コロナ禍で沢山のやりたい事や思っていたことが制限されていく中で、私は楽しく過ごせていたと思う。
そして何よりダイエットという、1つの成功体験と、継続体験が出来たことが大きかった。
勿論、大変な思いや辛い思いをされた方もいらっしゃると思うから、あまり騒げたものでは無いけれど。

その経験のおかげで、とても前向きになれたし、変わっていったように思う。
好きな人が出来た。
好きな人に伝えかったことが言えた。
人の縁や時間というものをとても大切に思えるようになった。
自分のことが少しずつ分かっていって、少しずつ大切に思えるようになった。

そう思うと。自分の心に蓋をしなくなったな、と思う。
それは良いことでもあり、悪いことでもあると思っていた。

自分の心に蓋をしているということは、蓋を作り、蓋の上で今まで生きてきた私が崩れてしまうことが少し分かってしまった。

そもそも蓋をしたのは、どんな意味を持つことであれ、そんな自分を見せたくなかったり、認めたくなかったからだ。
じゃなかったら、最初から蓋なんかしなくていい。

今まではそういう自分をずっと憂いていた。
抹消しようともした。
出てきたら怪我をしてしまうから。
クズ男に捕まったり、騙されたり、裏切られたりする事がよく分かっていたからだ。
でも。

私はいつしかそんな臆病な自分もなくてはならない存在になってしまった。些細なことに気づいてしまう自分も、他人の顔色ばかり伺ううちに感覚的に相手が求めることが分かる自分も、共感をしようと相手の事を考えてしまう自分も、臆病で弱くて、でもその臆病さが、今会いたい人と出会わせてくれた。

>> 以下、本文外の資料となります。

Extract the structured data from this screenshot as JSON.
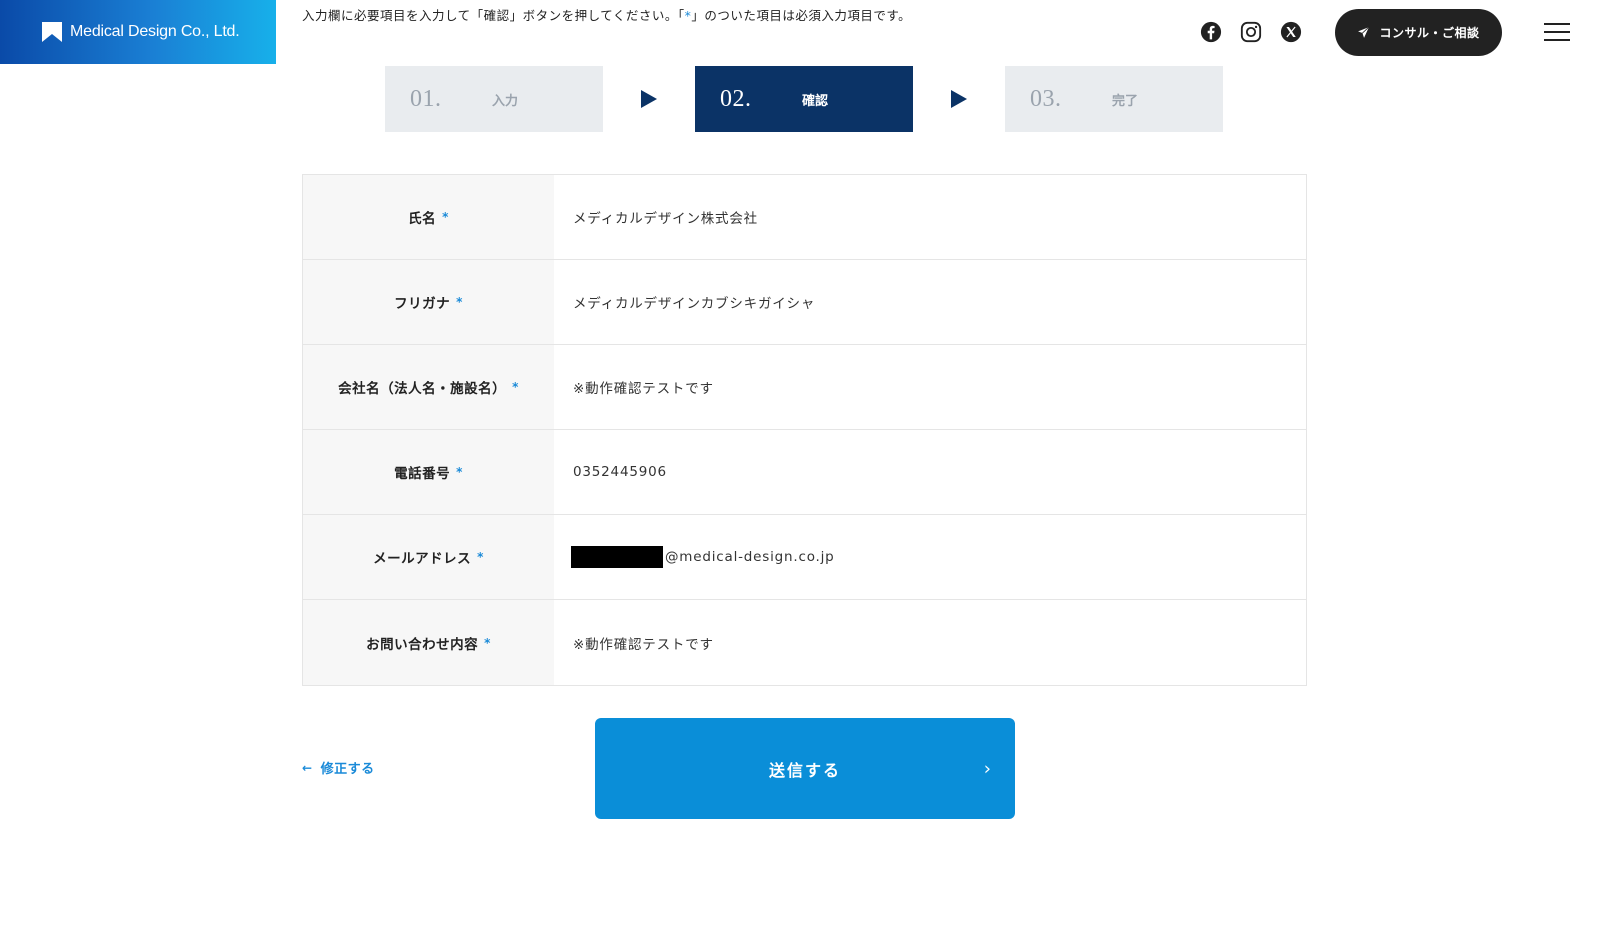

蓋の底で眠ってる自分は、とても明るくて、前向きな私なんだろう。その代わりガサツで、細かいことは気にしなくて、人の話を聞かない、楽観的な私だ。
分かる、だって昔の私はそうだった。
その自分が通用しなくなったから、新しく作り出したのが今の私だ。

でもその自分を欲しているのは、他ならない自分だ。

そして、その自分達のバランスをとるのが極端に下手だということを分かったのが2020年だった。